Previous full genome studies indicated the presence of polyP kinases (Ppk1 and Ppk2), exophosphatases (Ppx) or phosphate regulon (Pho) in MTB, including AMB-1, MSR-1, Magnetospirillum magnetotacticum MS-1, MC-1 and Magnetofaba australis strain IT-1, resulting in the potential ability of MTB to synthesis and degrade polyP granules (Zhang et al., 2002; Rao et al., 2009; Schübbe et al., 2009; Araujo et al., 2016; Zhou et al., 2017; Koziaeva et al., 2019). Pho controls phosphate uptake, and Ppk1 reversibly catalyzes the formation of polyP, whereas Ppk2 and Ppx degrade polyP to produce ATP or phosphate (Rao et al., 2009; Schübbe et al., 2009). Besides, PolyP:AMP phosphotransferase (Pap) is a class II Ppk2, which can transfer the terminal phosphate residue from poly-P to AMP, producing ADP. For example, bacterial polyP inclusions in MTB affiliated with the genus Magnetococcus were found to contribute substantially to the phosphorus peak observed at the lower boundary of the suboxic zone of the Black Sea (Schulz-Vogt et al., 2019). The phosphorus maximum correlated with an increase in gene expression of ppk by several groups of bacteria including those of the family Magnetococcaceae, suggesting active bacterial polyP degradation (Schulz-Vogt et al., 2019). MTB were therefore proposed to shuttle up and down within the suboxic zone, scavenging phosphate at the upper of the suboxic zone and releasing it at the lower boundary. This is consistent with the results in our batch tests: when the growth of AMB-1 resumed under oxic conditions, the biosynthesis of PHA and polyP was promoted, which could act as storage compounds for energy and carbon needed for maintenance of metabolism and synthesis of cellular metabolites under anoxic conditions.

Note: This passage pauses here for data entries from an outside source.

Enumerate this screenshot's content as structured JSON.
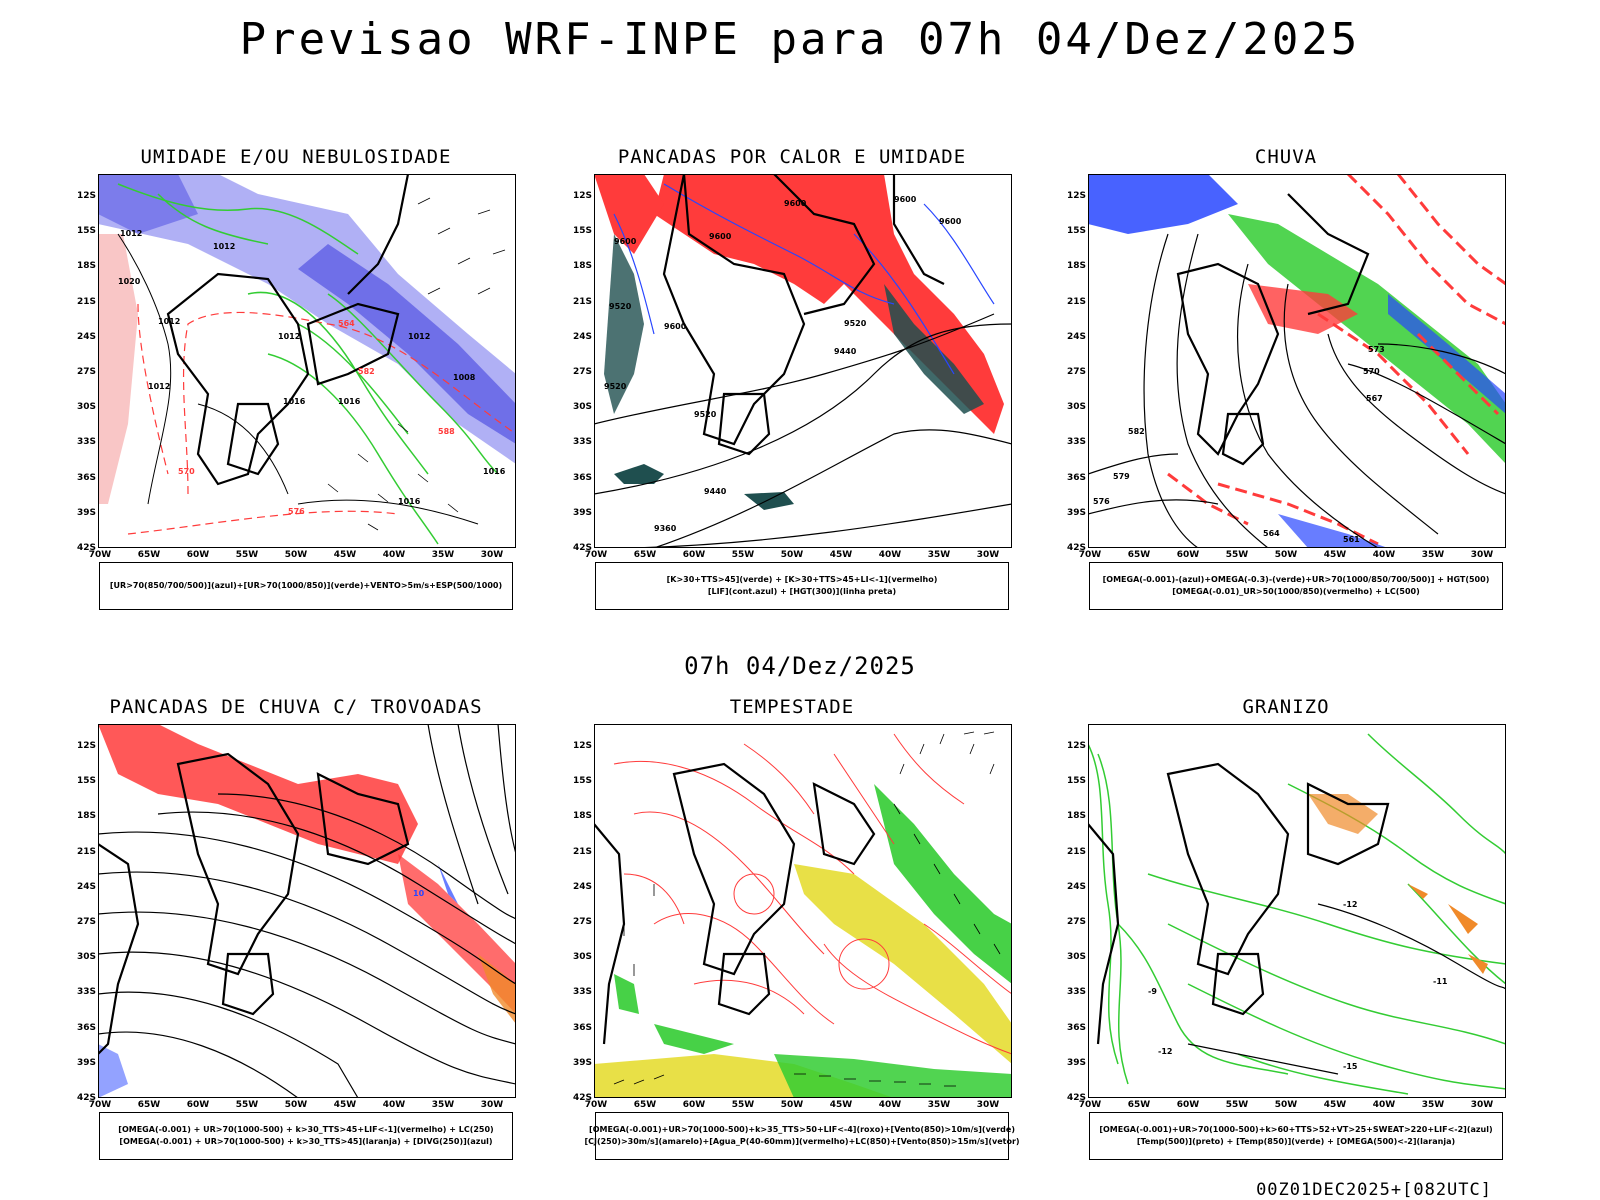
{
  "main_title": "Previsao WRF-INPE  para 07h 04/Dez/2025",
  "mid_title": "07h 04/Dez/2025",
  "footer": "00Z01DEC2025+[082UTC]",
  "axes": {
    "lat": [
      "12S",
      "15S",
      "18S",
      "21S",
      "24S",
      "27S",
      "30S",
      "33S",
      "36S",
      "39S",
      "42S"
    ],
    "lon": [
      "70W",
      "65W",
      "60W",
      "55W",
      "50W",
      "45W",
      "40W",
      "35W",
      "30W"
    ]
  },
  "colors": {
    "blue_fill": "#6f6fe8",
    "light_blue_fill": "#b0b0f5",
    "green": "#33cc33",
    "red": "#ff3b3b",
    "dark_teal": "#1f4f4f",
    "yellow": "#e6dd33",
    "orange": "#f08a2a",
    "blue": "#2846ff"
  },
  "panels": [
    {
      "title": "UMIDADE E/OU NEBULOSIDADE",
      "legend": [
        "[UR>70(850/700/500)](azul)+[UR>70(1000/850)](verde)+VENTO>5m/s+ESP(500/1000)"
      ],
      "labels": [
        "1012",
        "1008",
        "1016",
        "1020",
        "570",
        "576",
        "582",
        "564",
        "588"
      ]
    },
    {
      "title": "PANCADAS POR CALOR E UMIDADE",
      "legend": [
        "[K>30+TTS>45](verde) + [K>30+TTS>45+LI<-1](vermelho)",
        "[LIF](cont.azul) + [HGT(300)](linha preta)"
      ],
      "labels": [
        "9600",
        "9520",
        "9440",
        "9360"
      ]
    },
    {
      "title": "CHUVA",
      "legend": [
        "[OMEGA(-0.001)-(azul)+OMEGA(-0.3)-(verde)+UR>70(1000/850/700/500)] + HGT(500)",
        "[OMEGA(-0.01)_UR>50(1000/850)(vermelho) + LC(500)"
      ],
      "labels": [
        "573",
        "570",
        "567",
        "576",
        "579",
        "582",
        "561",
        "564"
      ]
    },
    {
      "title": "PANCADAS DE CHUVA C/ TROVOADAS",
      "legend": [
        "[OMEGA(-0.001) + UR>70(1000-500) + k>30_TTS>45+LIF<-1](vermelho) + LC(250)",
        "[OMEGA(-0.001) + UR>70(1000-500) + k>30_TTS>45](laranja) + [DIVG(250)](azul)"
      ],
      "labels": [
        "10"
      ]
    },
    {
      "title": "TEMPESTADE",
      "legend": [
        "[OMEGA(-0.001)+UR>70(1000-500)+k>35_TTS>50+LIF<-4](roxo)+[Vento(850)>10m/s](verde)",
        "[CJ(250)>30m/s](amarelo)+[Agua_P(40-60mm)](vermelho)+LC(850)+[Vento(850)>15m/s](vetor)"
      ],
      "labels": []
    },
    {
      "title": "GRANIZO",
      "legend": [
        "[OMEGA(-0.001)+UR>70(1000-500)+k>60+TTS>52+VT>25+SWEAT>220+LIF<-2](azul)",
        "[Temp(500)](preto) + [Temp(850)](verde) + [OMEGA(500)<-2](laranja)"
      ],
      "labels": [
        "-12",
        "-15",
        "-11",
        "-9"
      ]
    }
  ]
}
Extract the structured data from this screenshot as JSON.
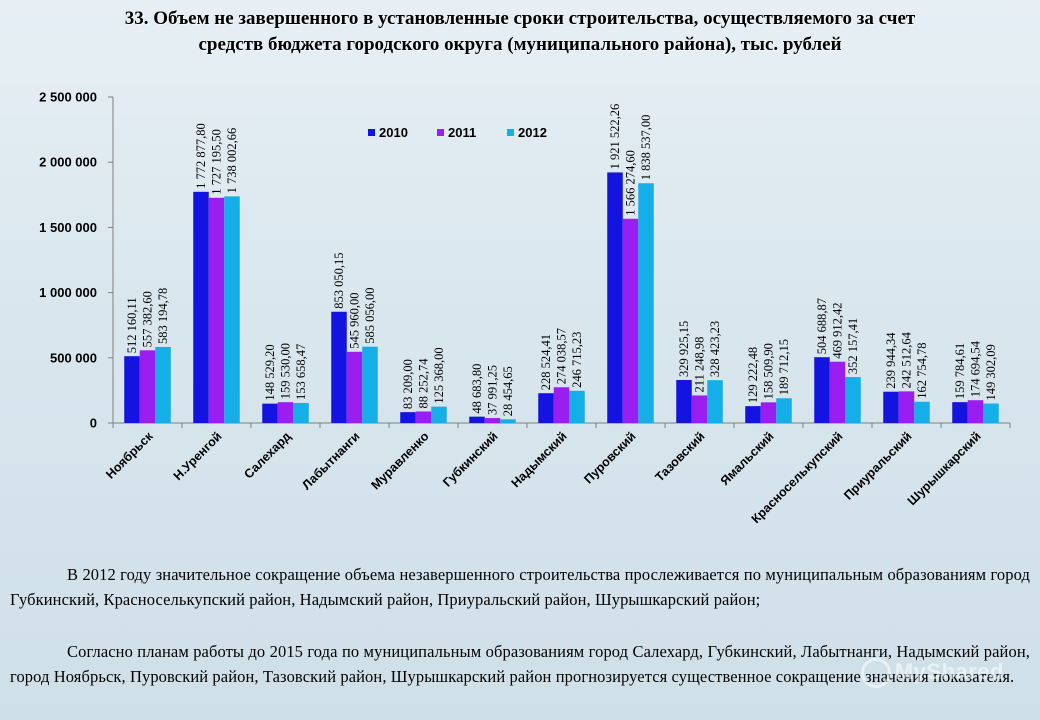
{
  "title": {
    "line1": "33. Объем не завершенного в установленные сроки строительства, осуществляемого за счет",
    "line2": "средств бюджета городского округа (муниципального района), тыс. рублей"
  },
  "chart_data": {
    "type": "bar",
    "ylim": [
      0,
      2500000
    ],
    "y_ticks": [
      0,
      500000,
      1000000,
      1500000,
      2000000,
      2500000
    ],
    "y_tick_labels": [
      "0",
      "500 000",
      "1 000 000",
      "1 500 000",
      "2 000 000",
      "2 500 000"
    ],
    "grid": false,
    "legend_position": "top-center",
    "categories": [
      "Ноябрьск",
      "Н.Уренгой",
      "Салехард",
      "Лабытнанги",
      "Муравленко",
      "Губкинский",
      "Надымский",
      "Пуровский",
      "Тазовский",
      "Ямальский",
      "Красноселькупский",
      "Приуральский",
      "Шурышкарский"
    ],
    "series": [
      {
        "name": "2010",
        "color": "#1414e0",
        "values": [
          512160.11,
          1772877.8,
          148529.2,
          853050.15,
          83209.0,
          48683.8,
          228524.41,
          1921522.26,
          329925.15,
          129222.48,
          504688.87,
          239944.34,
          159784.61
        ],
        "labels": [
          "512 160,11",
          "1 772 877,80",
          "148 529,20",
          "853 050,15",
          "83 209,00",
          "48 683,80",
          "228 524,41",
          "1 921 522,26",
          "329 925,15",
          "129 222,48",
          "504 688,87",
          "239 944,34",
          "159 784,61"
        ]
      },
      {
        "name": "2011",
        "color": "#9a1ef0",
        "values": [
          557382.6,
          1727195.5,
          159530.0,
          545960.0,
          88252.74,
          37991.25,
          274038.57,
          1566274.6,
          211248.98,
          158509.9,
          469912.42,
          242512.64,
          174694.54
        ],
        "labels": [
          "557 382,60",
          "1 727 195,50",
          "159 530,00",
          "545 960,00",
          "88 252,74",
          "37 991,25",
          "274 038,57",
          "1 566 274,60",
          "211 248,98",
          "158 509,90",
          "469 912,42",
          "242 512,64",
          "174 694,54"
        ]
      },
      {
        "name": "2012",
        "color": "#14aee8",
        "values": [
          583194.78,
          1738002.66,
          153658.47,
          585056.0,
          125368.0,
          28454.65,
          246715.23,
          1838537.0,
          328423.23,
          189712.15,
          352157.41,
          162754.78,
          149302.09
        ],
        "labels": [
          "583 194,78",
          "1 738 002,66",
          "153 658,47",
          "585 056,00",
          "125 368,00",
          "28 454,65",
          "246 715,23",
          "1 838 537,00",
          "328 423,23",
          "189 712,15",
          "352 157,41",
          "162 754,78",
          "149 302,09"
        ]
      }
    ]
  },
  "text": {
    "para1": "В 2012 году значительное сокращение объема незавершенного строительства прослеживается по муниципальным образованиям город Губкинский, Красноселькупский район, Надымский район, Приуральский район, Шурышкарский район;",
    "para2": "Согласно планам работы до 2015 года по муниципальным образованиям город Салехард, Губкинский, Лабытнанги, Надымский район, город Ноябрьск, Пуровский район, Тазовский район, Шурышкарский район прогнозируется существенное сокращение значения показателя."
  },
  "watermark": "MyShared"
}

As homopolymers with unique molecular characteristics, both polyP and PHA (especially PHB) can assist to regulate internal ion concentrations by serving as vehicles for selective transport of ions across membranes (Reusch, 2000). PolyP is often correlated with PHB, where PHB solvates (dissolves) cations, and associates with polyP to form selective ion channels across plasma membranes (Reusch, 2000). In our work, we observed remarkable accumulations of carbon-and phosphorus-rich granules together with fewer magnetosomes (per cell) under oxic incubation periods (Figures 5, 6; Supplementary Figure S6). Since PHA formation diverts cellular resources from growth, high levels of PHA might hinder magnetosome preparation and synthesis (Fernández-Castané et al., 2017). Our results are in agreement with recent works regarding the energy competition between the formation of PHA and magnetosomes, where magnetosome production was negatively correlated with PHA formation (Raschdorf et al., 2014; Fernández-Castané et al., 2017, 2018). Furthermore, phosphate metabolism may be associated with magnetosome biosynthesis. It has been proposed that magnetite formation in MTB proceeds from the storage of iron in the form of phosphate-rich ferric hydroxide (FeP), which supposedly transforms to a transient and short-lived ferrihydrite (Fe₂O₃·nH₂O) followed by the reduction to form the final magnetite mineral (Baumgartner et al., 2013). However, considering the relatively small size of magnetosomes [(1.7 ± 0.84) × 10⁻³ μm²], it appears difficult to follow the release of PO₄³⁻ into medium after the separation from FeP.